Ramiro Pez
- Born: Ramiro Pez 6 December 1978 (age 47) Córdoba, Argentina
- Height: 1.77 m (5 ft 10 in)
- Weight: 86 kg (13 st 8 lb)

Rugby union career
- Position: Fly-half

Senior career
- Years: Team / Apps / (Points)
- 1999-2000: La Tablada
- 2000-2001: Rugby Roma / 19 / (122)
- 2001-2003: Rotherham Titans / 46 / (557)
- 2003-2004: Leicester Tigers / 13 / (100)
- 2004-2005: Rotherham Titans / 12 / (131)
- 2005: Bath Rugby / 1 / (0)
- 2005: Castres Olympique / 1 / (0)
- 2005-2006: USA Perpignan / 11 / (61)
- 2006-2007: Bayonne / 7 / (41)
- 2007-2008: Venezia Mestre / 7 / (46)
- 2008-2009: Toulon La Tablada / 7 / (25)

International career
- Years: Team / Apps / (Points)
- 2000-2007: Italy / 40 / (260)

= Ramiro Pez =

Italy international rugby union player

Ramiro Pez (born 6 December 1978 in Córdoba, Argentina) is an Italian Argentine rugby union footballer who normally plays at fly-half. In 2008-09, he joined the newly promoted French Top 14 club Toulon, having been signed from Venezia Mestre in the Italian Super 10 competition.

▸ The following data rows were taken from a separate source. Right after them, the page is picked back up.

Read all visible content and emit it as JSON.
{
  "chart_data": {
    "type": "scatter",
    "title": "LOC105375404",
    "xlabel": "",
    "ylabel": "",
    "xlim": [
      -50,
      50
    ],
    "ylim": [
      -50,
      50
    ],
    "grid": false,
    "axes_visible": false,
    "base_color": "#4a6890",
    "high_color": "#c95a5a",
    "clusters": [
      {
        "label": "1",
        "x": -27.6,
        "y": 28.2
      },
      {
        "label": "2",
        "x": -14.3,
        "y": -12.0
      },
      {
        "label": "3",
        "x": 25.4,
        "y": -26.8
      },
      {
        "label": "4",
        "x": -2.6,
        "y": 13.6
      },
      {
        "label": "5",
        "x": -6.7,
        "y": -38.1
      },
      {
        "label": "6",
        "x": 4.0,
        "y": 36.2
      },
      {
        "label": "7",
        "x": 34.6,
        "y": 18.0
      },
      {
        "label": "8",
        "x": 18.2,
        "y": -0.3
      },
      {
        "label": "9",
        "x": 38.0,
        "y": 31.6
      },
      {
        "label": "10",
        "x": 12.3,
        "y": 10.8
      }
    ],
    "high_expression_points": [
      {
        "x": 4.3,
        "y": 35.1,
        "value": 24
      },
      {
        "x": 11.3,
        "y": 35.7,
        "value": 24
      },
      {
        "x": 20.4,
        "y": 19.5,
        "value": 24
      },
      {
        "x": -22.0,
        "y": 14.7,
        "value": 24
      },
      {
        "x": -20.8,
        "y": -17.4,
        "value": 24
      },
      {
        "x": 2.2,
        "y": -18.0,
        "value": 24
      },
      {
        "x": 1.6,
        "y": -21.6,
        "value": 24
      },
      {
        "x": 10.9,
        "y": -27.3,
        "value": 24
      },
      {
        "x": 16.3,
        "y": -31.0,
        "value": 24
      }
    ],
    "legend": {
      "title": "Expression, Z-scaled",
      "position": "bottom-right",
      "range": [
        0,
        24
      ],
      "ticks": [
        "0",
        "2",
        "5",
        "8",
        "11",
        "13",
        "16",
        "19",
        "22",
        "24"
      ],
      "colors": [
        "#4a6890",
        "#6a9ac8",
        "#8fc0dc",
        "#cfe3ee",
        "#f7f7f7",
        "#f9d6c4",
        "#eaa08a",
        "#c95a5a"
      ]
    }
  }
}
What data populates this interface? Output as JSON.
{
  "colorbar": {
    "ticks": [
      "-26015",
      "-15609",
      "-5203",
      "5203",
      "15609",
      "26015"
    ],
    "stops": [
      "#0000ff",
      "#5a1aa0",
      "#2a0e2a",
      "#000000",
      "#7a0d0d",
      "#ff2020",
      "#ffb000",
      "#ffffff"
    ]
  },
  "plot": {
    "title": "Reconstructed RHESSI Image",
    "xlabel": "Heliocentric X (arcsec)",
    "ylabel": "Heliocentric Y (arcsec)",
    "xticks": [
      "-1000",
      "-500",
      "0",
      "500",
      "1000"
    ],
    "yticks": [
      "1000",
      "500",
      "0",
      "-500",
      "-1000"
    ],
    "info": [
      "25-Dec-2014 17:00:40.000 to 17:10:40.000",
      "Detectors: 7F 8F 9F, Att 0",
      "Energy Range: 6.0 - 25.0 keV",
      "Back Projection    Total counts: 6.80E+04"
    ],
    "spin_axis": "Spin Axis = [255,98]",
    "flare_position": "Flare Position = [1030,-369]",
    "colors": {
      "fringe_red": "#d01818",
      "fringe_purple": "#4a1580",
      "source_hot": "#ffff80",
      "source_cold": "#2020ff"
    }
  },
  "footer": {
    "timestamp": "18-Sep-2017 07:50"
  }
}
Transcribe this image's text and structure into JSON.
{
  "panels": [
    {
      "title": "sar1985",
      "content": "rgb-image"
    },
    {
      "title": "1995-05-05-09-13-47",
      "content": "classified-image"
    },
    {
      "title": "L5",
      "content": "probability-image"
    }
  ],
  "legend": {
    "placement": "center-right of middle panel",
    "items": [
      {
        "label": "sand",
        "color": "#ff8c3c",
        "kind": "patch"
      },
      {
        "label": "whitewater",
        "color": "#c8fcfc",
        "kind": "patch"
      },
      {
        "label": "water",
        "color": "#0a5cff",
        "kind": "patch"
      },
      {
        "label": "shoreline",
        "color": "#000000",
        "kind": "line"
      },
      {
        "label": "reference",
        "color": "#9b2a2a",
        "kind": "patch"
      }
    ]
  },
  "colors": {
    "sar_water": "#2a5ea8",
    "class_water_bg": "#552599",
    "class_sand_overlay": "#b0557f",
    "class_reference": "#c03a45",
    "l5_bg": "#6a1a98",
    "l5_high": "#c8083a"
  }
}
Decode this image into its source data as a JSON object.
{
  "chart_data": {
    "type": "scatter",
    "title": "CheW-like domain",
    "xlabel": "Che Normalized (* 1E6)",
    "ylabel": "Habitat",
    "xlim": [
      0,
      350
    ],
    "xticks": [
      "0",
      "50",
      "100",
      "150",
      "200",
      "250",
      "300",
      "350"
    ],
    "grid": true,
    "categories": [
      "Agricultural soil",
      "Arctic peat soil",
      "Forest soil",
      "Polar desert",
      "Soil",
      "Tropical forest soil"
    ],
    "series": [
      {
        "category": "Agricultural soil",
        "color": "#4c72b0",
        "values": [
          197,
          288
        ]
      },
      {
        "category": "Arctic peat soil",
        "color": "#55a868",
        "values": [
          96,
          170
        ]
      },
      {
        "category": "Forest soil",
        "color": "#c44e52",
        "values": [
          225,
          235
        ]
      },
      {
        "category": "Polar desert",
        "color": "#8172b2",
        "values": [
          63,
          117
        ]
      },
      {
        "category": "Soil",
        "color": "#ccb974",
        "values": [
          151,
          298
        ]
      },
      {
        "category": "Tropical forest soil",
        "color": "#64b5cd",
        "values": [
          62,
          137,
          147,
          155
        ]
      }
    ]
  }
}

He made his international debut with the Italian national team on 8 July 2000, in a match against Samoa in Apia, scoring 9 points in the game.

Pez played with the National team both with Brad Johnstone and John Kirwan, but he did not take part to the 2003 World Cup. Back with the Italian team for the 2005 tour in Australia and Argentina, Ramiro Pez gave his fundamental contribution for the first Italian win against Argentina (30-29).

Pez played for La Tablada in his hometown of Córdoba. The club won the title in November 2000, scoring all his teams' points in a 23-22 victory over Duendes Rosario. He went on to join Italian club Rugby Roma. He scored 122 points and 6 tries in 19 Serie A appearances. This included an Italian Championship final win over L’Aquila in Rome in June 2000. He scored 20 points in the final. He then joined Rotherham club for the 2001-02 season and was their top points scorer with 202 points, as they won the National Division One title. It was here where he enjoyed some of his best years, breaking into the Italy team and gaining national and international acclaim.

He spent the 2003-04 season with the Leicester Tigers. After playing with Bath he joined French side USA Perpignan. He played 13 matches that season with the Tigers, scoring 100 points for the club.

After a poor 2008/09 season at Toulon he was released to make way for the likes of Jonny Wilkinson and Felipe Contepomi. He has since moved back to Argentina to play for his home side La Tablada.

==Personal life==
Pez is of Italian descent through great-grandparents from Rome and Udine.